Unfortunately, the study methodology itself does not make for an easy read. That's because 'preliminary statistical analysis of the spending data indicated considerable uncertainty surrounding estimates of the impact of the value-based insurance intervention on aggregate spending.' In response, the authors conducted a 'break-even analysis.'

And just what is a break even analysis? If you're interested, read on. Otherwise, skip to the next paragraph so you don't need to read that BEA solves a set of simultaneous equations to identify the assumptions necessary to justify the belief that the intervention broke even by calculating the ratio of adherer to non-adherer costs (adherence effectiveness) that would allow the firm to break even by simultaneously solving the equations for the following: (1) pre-VBID cost, (2) post-VBID cost, (3) the percentage who adhere post-VBID, (4) an effectiveness impact equation that produces dollars spent on adherers, and (5) increased drug cost.

This particular VBI study involved one employer that reduced copayments for the five classes of drugs that truly reduce the morbidity and mortality of a number of chronic diseases: ACEs, ARBs, beta blockers, diabetes medications and inhaled corticosteroids. Generic medications in any of these classes were free and the co-pays for 'preferred' and 'non-preferred' brand drugs were discounted by 50% to $12.50 and $22.50, respectively. Eligibility for a drug discount was defined by any past or current use of any of these medications; anyone that appeared to be eligible was sent a letter announcing that the VBI medication discount program was underway. The program was implemented by ActiveHealth Management, a 'comprehensive, telephonic, nurse-staffed program' that is an independent Aetna subsidiary.

The authors calculated the outcomes associated with a 3%, 4% and 5% increase in drug use in response to the better prices and found that there would be a 9%-17% decrease in individual 'nondrug' health care services, leading to at least a break even. Given how relatively "blunt' the intervention was (it wasn't limited to patients most likely to benefit and wasn't accompanied by co-pay increases for low value items), the authors argued VBI has the potential to generate significant savings.

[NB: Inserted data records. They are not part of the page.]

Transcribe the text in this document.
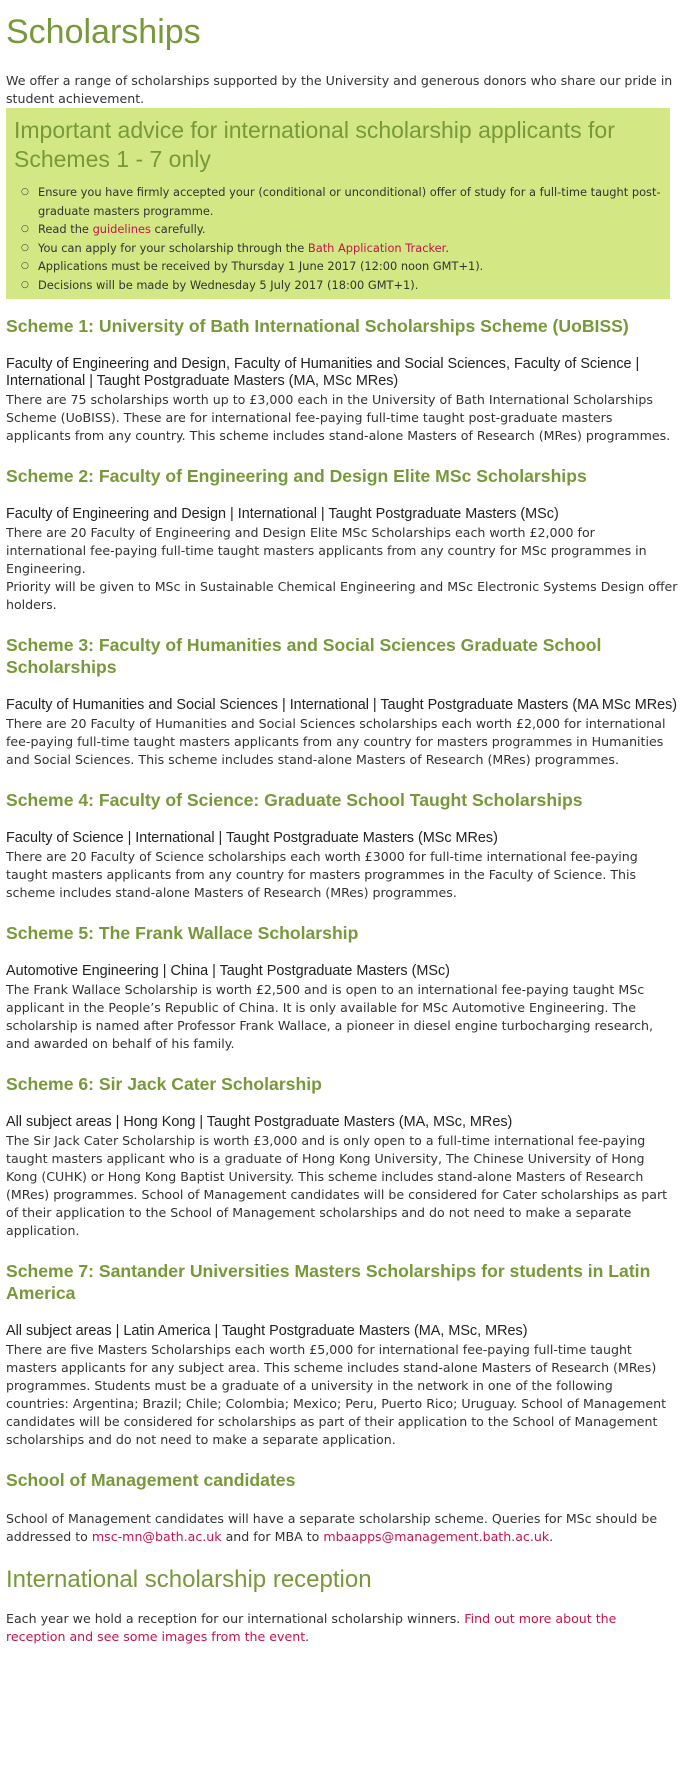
Scholarships

We offer a range of scholarships supported by the University and generous donors who share our pride in student achievement.

Important advice for international scholarship applicants for Schemes 1 - 7 only
○ Ensure you have firmly accepted your (conditional or unconditional) offer of study for a full-time taught post-graduate masters programme.
○ Read the guidelines carefully.
○ You can apply for your scholarship through the Bath Application Tracker.
○ Applications must be received by Thursday 1 June 2017 (12:00 noon GMT+1).
○ Decisions will be made by Wednesday 5 July 2017 (18:00 GMT+1).
Scheme 1: University of Bath International Scholarships Scheme (UoBISS)
Faculty of Engineering and Design, Faculty of Humanities and Social Sciences, Faculty of Science | International | Taught Postgraduate Masters (MA, MSc MRes)

There are 75 scholarships worth up to £3,000 each in the University of Bath International Scholarships Scheme (UoBISS). These are for international fee-paying full-time taught post-graduate masters applicants from any country. This scheme includes stand-alone Masters of Research (MRes) programmes.

Scheme 2: Faculty of Engineering and Design Elite MSc Scholarships
Faculty of Engineering and Design | International | Taught Postgraduate Masters (MSc)

There are 20 Faculty of Engineering and Design Elite MSc Scholarships each worth £2,000 for international fee-paying full-time taught masters applicants from any country for MSc programmes in Engineering.

Priority will be given to MSc in Sustainable Chemical Engineering and MSc Electronic Systems Design offer holders.

Scheme 3: Faculty of Humanities and Social Sciences Graduate School Scholarships
Faculty of Humanities and Social Sciences | International | Taught Postgraduate Masters (MA MSc MRes)

There are 20 Faculty of Humanities and Social Sciences scholarships each worth £2,000 for international fee-paying full-time taught masters applicants from any country for masters programmes in Humanities and Social Sciences. This scheme includes stand-alone Masters of Research (MRes) programmes.

Scheme 4: Faculty of Science: Graduate School Taught Scholarships
Faculty of Science | International | Taught Postgraduate Masters (MSc MRes)

There are 20 Faculty of Science scholarships each worth £3000 for full-time international fee-paying taught masters applicants from any country for masters programmes in the Faculty of Science. This scheme includes stand-alone Masters of Research (MRes) programmes.

Scheme 5: The Frank Wallace Scholarship
Automotive Engineering | China | Taught Postgraduate Masters (MSc)

The Frank Wallace Scholarship is worth £2,500 and is open to an international fee-paying taught MSc applicant in the People’s Republic of China. It is only available for MSc Automotive Engineering. The scholarship is named after Professor Frank Wallace, a pioneer in diesel engine turbocharging research, and awarded on behalf of his family.

Scheme 6: Sir Jack Cater Scholarship
All subject areas | Hong Kong | Taught Postgraduate Masters (MA, MSc, MRes)

The Sir Jack Cater Scholarship is worth £3,000 and is only open to a full-time international fee-paying taught masters applicant who is a graduate of Hong Kong University, The Chinese University of Hong Kong (CUHK) or Hong Kong Baptist University. This scheme includes stand-alone Masters of Research (MRes) programmes. School of Management candidates will be considered for Cater scholarships as part of their application to the School of Management scholarships and do not need to make a separate application.

Scheme 7: Santander Universities Masters Scholarships for students in Latin America
All subject areas | Latin America | Taught Postgraduate Masters (MA, MSc, MRes)

There are five Masters Scholarships each worth £5,000 for international fee-paying full-time taught masters applicants for any subject area. This scheme includes stand-alone Masters of Research (MRes) programmes. Students must be a graduate of a university in the network in one of the following countries: Argentina; Brazil; Chile; Colombia; Mexico; Peru, Puerto Rico; Uruguay. School of Management candidates will be considered for scholarships as part of their application to the School of Management scholarships and do not need to make a separate application.

School of Management candidates

School of Management candidates will have a separate scholarship scheme. Queries for MSc should be addressed to msc-mn@bath.ac.uk and for MBA to mbaapps@management.bath.ac.uk.

International scholarship reception

Each year we hold a reception for our international scholarship winners. Find out more about the reception and see some images from the event.
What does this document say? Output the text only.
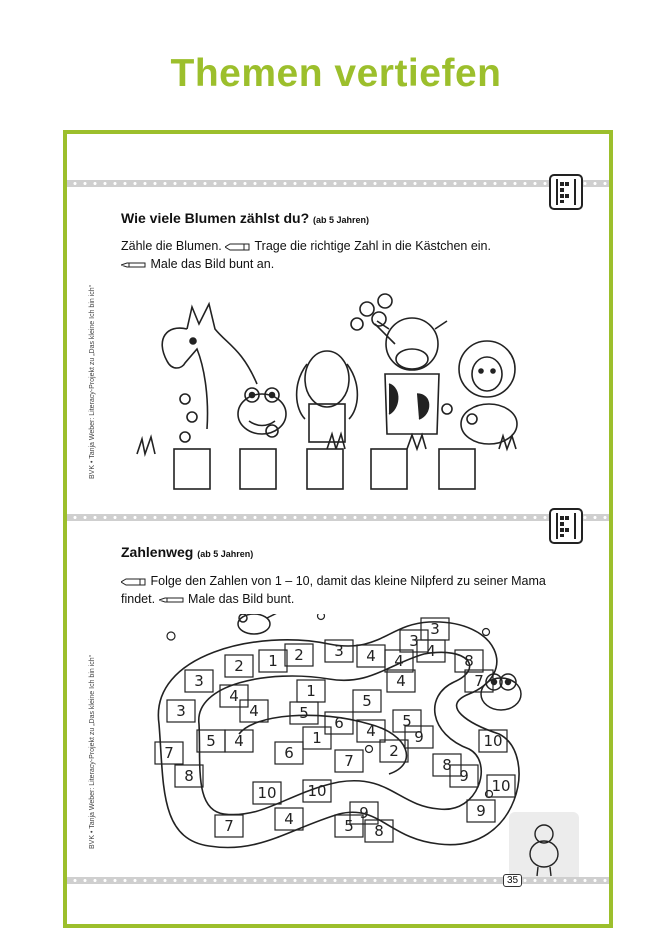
Themen vertiefen
Wie viele Blumen zählst du? (ab 5 Jahren)
Zähle die Blumen.	Trage die richtige Zahl in die Kästchen ein.
Male das Bild bunt an.
BVK • Tanja Weber: Literacy-Projekt zu „Das kleine Ich bin ich“
Zahlenweg (ab 5 Jahren)
Folge den Zahlen von 1 – 10, damit das kleine Nilpferd zu seiner Mama
findet.	Male das Bild bunt.
BVK • Tanja Weber: Literacy-Projekt zu „Das kleine Ich bin ich“	1 2 3 4
2
3
4	1
5
4
3
4
4
3
5
3	4	5
6 4
7
4
5
6	2
9
8
7
8
10
8	9
10
9
7
9
8
1
10 10
7	5
4
35
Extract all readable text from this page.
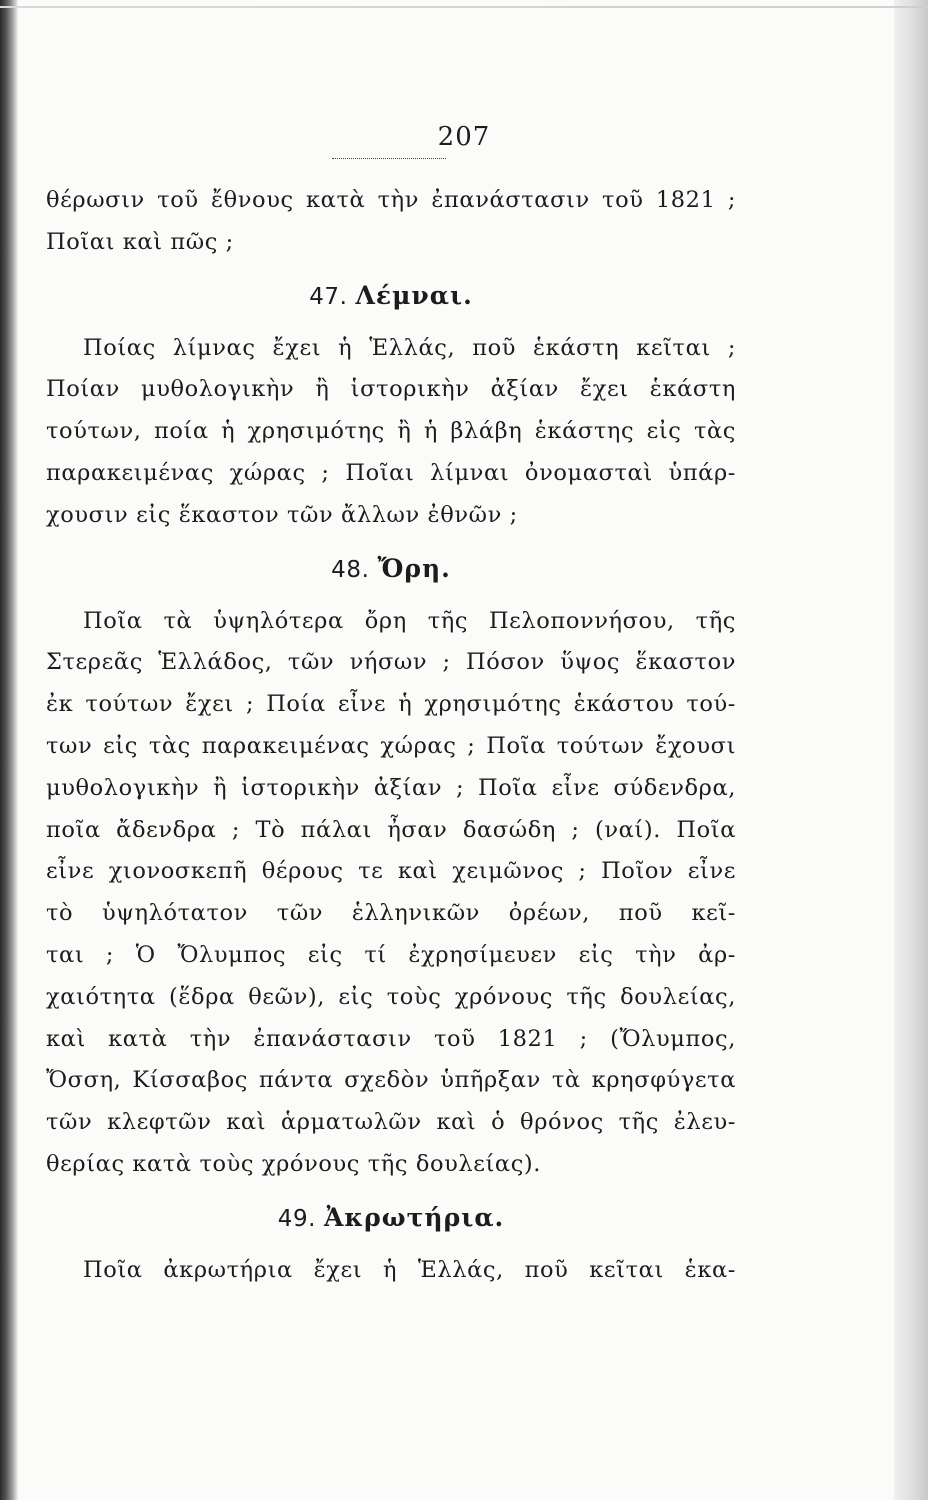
207
θέρωσιν τοῦ ἔθνους κατὰ τὴν ἐπανάστασιν τοῦ 1821 ;
Ποῖαι καὶ πῶς ;
47. Λέμναι.
Ποίας λίμνας ἔχει ἡ Ἑλλάς, ποῦ ἑκάστη κεῖται ;
Ποίαν μυθολογικὴν ἢ ἱστορικὴν ἀξίαν ἔχει ἑκάστη
τούτων, ποία ἡ χρησιμότης ἢ ἡ βλάβη ἑκάστης εἰς τὰς
παρακειμένας χώρας ; Ποῖαι λίμναι ὀνομασταὶ ὑπάρ-
χουσιν εἰς ἕκαστον τῶν ἄλλων ἐθνῶν ;
48. Ὄρη.
Ποῖα τὰ ὑψηλότερα ὄρη τῆς Πελοποννήσου, τῆς
Στερεᾶς Ἑλλάδος, τῶν νήσων ; Πόσον ὕψος ἕκαστον
ἐκ τούτων ἔχει ; Ποία εἶνε ἡ χρησιμότης ἑκάστου τού-
των εἰς τὰς παρακειμένας χώρας ; Ποῖα τούτων ἔχουσι
μυθολογικὴν ἢ ἱστορικὴν ἀξίαν ; Ποῖα εἶνε σύδενδρα,
ποῖα ἄδενδρα ; Τὸ πάλαι ἦσαν δασώδη ; (ναί). Ποῖα
εἶνε χιονοσκεπῆ θέρους τε καὶ χειμῶνος ; Ποῖον εἶνε
τὸ ὑψηλότατον τῶν ἑλληνικῶν ὀρέων, ποῦ κεῖ-
ται ; Ὁ Ὄλυμπος εἰς τί ἐχρησίμευεν εἰς τὴν ἀρ-
χαιότητα (ἕδρα θεῶν), εἰς τοὺς χρόνους τῆς δουλείας,
καὶ κατὰ τὴν ἐπανάστασιν τοῦ 1821 ; (Ὄλυμπος,
Ὄσση, Κίσσαβος πάντα σχεδὸν ὑπῆρξαν τὰ κρησφύγετα
τῶν κλεφτῶν καὶ ἁρματωλῶν καὶ ὁ θρόνος τῆς ἐλευ-
θερίας κατὰ τοὺς χρόνους τῆς δουλείας).
49. Ἀκρωτήρια.
Ποῖα ἀκρωτήρια ἔχει ἡ Ἑλλάς, ποῦ κεῖται ἑκα-
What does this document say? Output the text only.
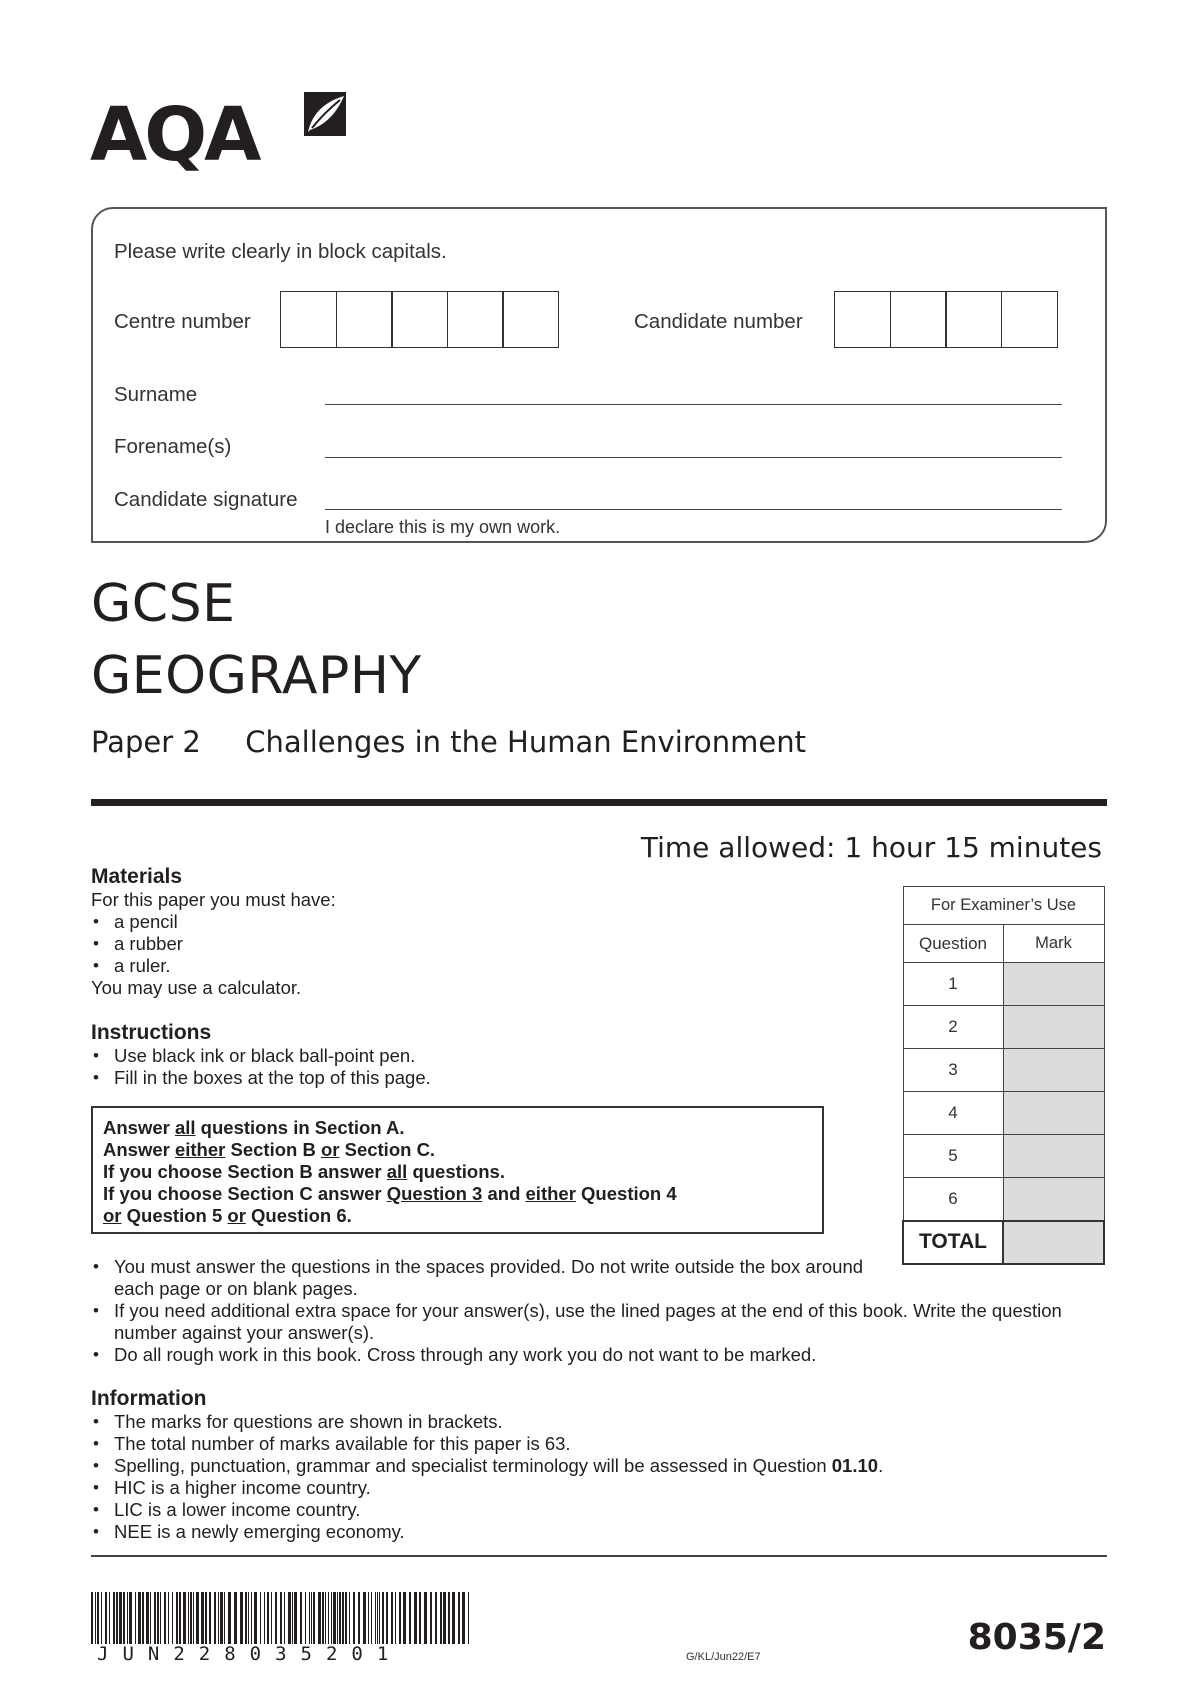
AQA
Please write clearly in block capitals.
Centre number	Candidate number
Surname
Forename(s)
Candidate signature
I declare this is my own work.
GCSE
GEOGRAPHY
Paper 2 Challenges in the Human Environment
Time allowed: 1 hour 15 minutes
Materials
For this paper you must have:
• a pencil
• a rubber
• a ruler.
You may use a calculator.
Instructions
• Use black ink or black ball-point pen.
• Fill in the boxes at the top of this page.

Answer all questions in Section A.

Answer either Section B or Section C.

If you choose Section B answer all questions.

If you choose Section C answer Question 3 and either Question 4

or Question 5 or Question 6.

• You must answer the questions in the spaces provided. Do not write outside the box around each page or on blank pages.
• If you need additional extra space for your answer(s), use the lined pages at the end of this book. Write the question number against your answer(s).
• Do all rough work in this book. Cross through any work you do not want to be marked.
Information
• The marks for questions are shown in brackets.
• The total number of marks available for this paper is 63.
• Spelling, punctuation, grammar and specialist terminology will be assessed in Question 01.10.
• HIC is a higher income country.
• LIC is a lower income country.
• NEE is a newly emerging economy.
For Examiner’s Use	
Question	Mark
1	
2	
3	
4	
5	
6	
TOTAL	
JUN228035201	G/KL/Jun22/E7	8035/2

And kudos to the authors for pointing out the limitations of their study: the calculations didn't account for the portion of ActiveHealth's fees devoted to administering the VBI, for patients that may only take some of their medications and for assuming all other cost drivers would remain stable during the period of study.

What can the DMCB conclude after reading this?

First off, value based purchasing is one of many options underway in the commercial insurer market. Not only does this speak to the ability of this health care sector to look for novel approaches to addressing health care costs, but is a role model for government health insurance programs.

Second, this is another telling example that the industry is not your old 'disease management' anymore. Telephonic nurse-based management programs are being synergistically paired with other sophisticated interventions - such as novel health insurance co-pay designs - that result in approaches that are greater than the sum of its parts.

Third, this is an excellent demonstration of how important it is for disease management organizations to not only measure and document their outcomes, but to put their findings up for peer review. Kudos to ActiveHealth for not only running a business but doing their part to advance the science of population-based care (even if it's curiously absent from their web site). When it comes to medicine, this is the price of doing business.

Lastly, the DMCB wonders if the growth of tying 'value' to consumers' out of pocket costs will lead to corresponding increases in the out-of-pocket costs for services that are deemed less cost effective by insurers and patients. Could this mean that the prognosis for business-as-usual provider 'cost-plus' fee schedules has decreased somewhat? Will comparative effectiveness research catch up to what the market is already doing, or will it accelerate it or have no effect at all? Time will tell.